Profile Summary Statistics

The profile_summary_stats feature is a profile-level feature that represents the summary statistics of specified variables. All observations belonging to the same profile generally have the same profile_summary_stats feature values. The profile_summary_stats feature can contain the following nine statistics:

  1. min: minimum

  2. max: maximum

  3. mean: mean

  4. median: median

  5. pct25: 25th percentile

  6. pct75: 75th percentile

  7. pct2.5: 2.5th percentile

  8. pct97.5: 97.5th percentile

  9. sd: standard deviation

Configuration: Summary Statistics

The profile_summary_stats feature requires the calculation of summary statistics prior to feature extraction. This can be specified in the summary_stats_sets section of a configuration file. The variables used for the feature should be specified in col_names.

summary_stats_sets:
  - name: summary_stats_set_1
    stats:
      - name: profile_summary_stats
        col_names: [ temp, psal, pres ]

Configuration: Setup

To include the profile_summary_stats feature in your training and classification datasets, the value profile_summary_stats needs to be specified in the feature_sets section.

feature_sets:
  - name: feature_set_1
    features:
      - profile_summary_stats

Configuration: Parameters

The profile_summary_stats feature requires three mandatory parameters: col_names, summary_stats_names, and stats_set.
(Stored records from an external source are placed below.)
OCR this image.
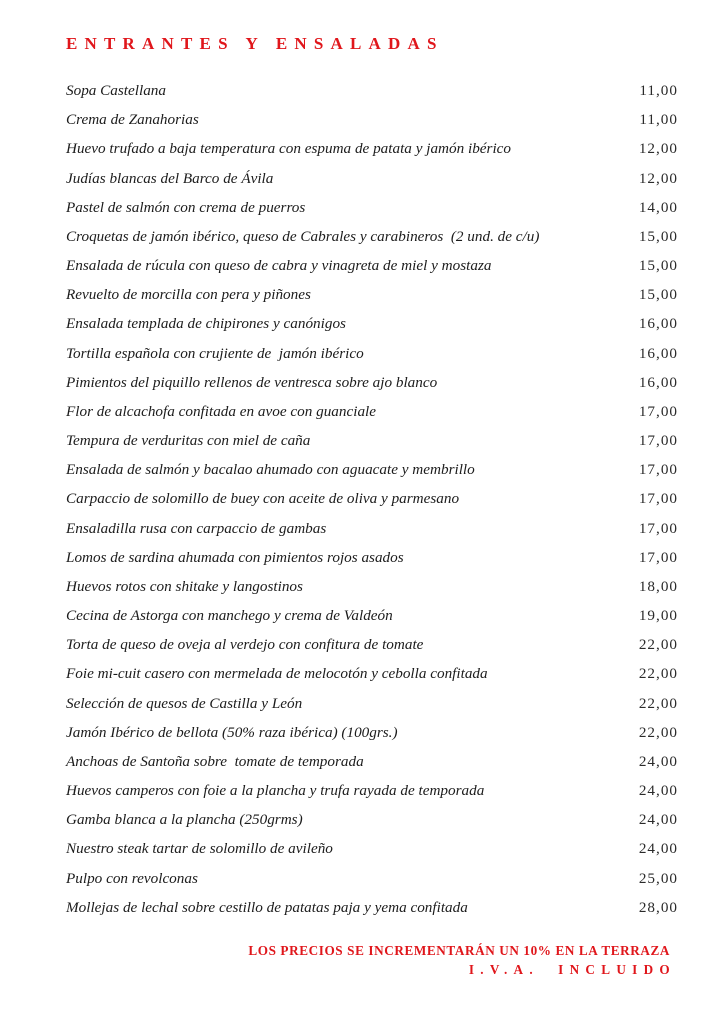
ENTRANTES Y ENSALADAS
Sopa Castellana	11,00
Crema de Zanahorias	11,00
Huevo trufado a baja temperatura con espuma de patata y jamón ibérico	12,00
Judías blancas del Barco de Ávila	12,00
Pastel de salmón con crema de puerros	14,00
Croquetas de jamón ibérico, queso de Cabrales y carabineros  (2 und. de c/u)	15,00
Ensalada de rúcula con queso de cabra y vinagreta de miel y mostaza	15,00
Revuelto de morcilla con pera y piñones	15,00
Ensalada templada de chipirones y canónigos	16,00
Tortilla española con crujiente de  jamón ibérico	16,00
Pimientos del piquillo rellenos de ventresca sobre ajo blanco	16,00
Flor de alcachofa confitada en avoe con guanciale	17,00
Tempura de verduritas con miel de caña	17,00
Ensalada de salmón y bacalao ahumado con aguacate y membrillo	17,00
Carpaccio de solomillo de buey con aceite de oliva y parmesano	17,00
Ensaladilla rusa con carpaccio de gambas	17,00
Lomos de sardina ahumada con pimientos rojos asados	17,00
Huevos rotos con shitake y langostinos	18,00
Cecina de Astorga con manchego y crema de Valdeón	19,00
Torta de queso de oveja al verdejo con confitura de tomate	22,00
Foie mi-cuit casero con mermelada de melocotón y cebolla confitada	22,00
Selección de quesos de Castilla y León	22,00
Jamón Ibérico de bellota (50% raza ibérica) (100grs.)	22,00
Anchoas de Santoña sobre  tomate de temporada	24,00
Huevos camperos con foie a la plancha y trufa rayada de temporada	24,00
Gamba blanca a la plancha (250grms)	24,00
Nuestro steak tartar de solomillo de avileño	24,00
Pulpo con revolconas	25,00
Mollejas de lechal sobre cestillo de patatas paja y yema confitada	28,00
LOS PRECIOS SE INCREMENTARÁN UN 10% EN LA TERRAZA
I.V.A.  INCLUIDO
  • The col_names parameter specifies the column names in the input dataset that will be used for the profile_summary_stats feature.

  • The summary_stats_names parameter specifies the names of the summary statistics to be used as features.
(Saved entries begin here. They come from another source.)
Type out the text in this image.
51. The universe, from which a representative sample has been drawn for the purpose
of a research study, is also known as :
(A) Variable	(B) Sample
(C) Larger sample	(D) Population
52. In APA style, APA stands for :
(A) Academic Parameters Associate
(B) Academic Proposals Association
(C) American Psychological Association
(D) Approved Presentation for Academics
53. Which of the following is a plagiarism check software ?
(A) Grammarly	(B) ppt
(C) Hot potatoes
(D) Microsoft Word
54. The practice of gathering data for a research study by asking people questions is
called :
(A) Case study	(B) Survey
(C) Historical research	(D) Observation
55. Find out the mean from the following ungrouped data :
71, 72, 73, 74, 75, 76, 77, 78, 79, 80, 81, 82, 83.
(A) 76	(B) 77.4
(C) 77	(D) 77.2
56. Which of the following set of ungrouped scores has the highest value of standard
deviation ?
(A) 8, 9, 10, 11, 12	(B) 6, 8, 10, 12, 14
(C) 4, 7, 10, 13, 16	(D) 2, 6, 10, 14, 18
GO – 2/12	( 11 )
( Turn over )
  • The stats_set parameter specifies how the feature values are normalized. aiqclib currently supports raw and min_max as normalization methods. The name value in stats_set must correspond to a name in the feature_stats_sets section.

feature_param_sets:
  - name: feature_set_1_param_set_1
    params:
      - feature: profile_summary_stats
        col_names: [ temp, psal, pres ]
        summary_stats_names: [ mean, median, sd, pct25, pct75 ]
        stats_set: { type: min_max, name: profile_summary_stats }

Configuration: Normalization

If the normalization method is not set to raw, the summary statistics specified here will be used for normalization.

feature_stats_sets:
  - name: feature_set_1_stats_set_1
    min_max:
      - name: profile_summary_stats
        stats: { temp: { mean: { min: 0, max: 12.5 },
                         median: { min: 0, max: 15 },
                         sd: { min: 0, max: 6.5 },
                         pct25: { min: 0, max: 12 },
                         pct75: { min: 1, max: 19 } },
                 psal: { mean: { min: 2.9, max: 12 },
                         median: { min: 2.9, max: 12 },
                         sd: { min: 0, max: 4 },
                         pct25: { min: 2.5, max: 8.5 },
                         pct75: { min: 3, max: 16 } },
                 pres: { mean: { min: 24, max: 105 },
                         median: { min: 24, max: 105 },
                         sd: { min: 13, max: 60 },
                         pct25: { min: 12, max: 53 },
                         pct75: { min: 35, max: 156 } } }

Note

aiqclib offers helper functions to calculate summary statistics (like min/max values). Please refer to the Feature Normalization guide for details.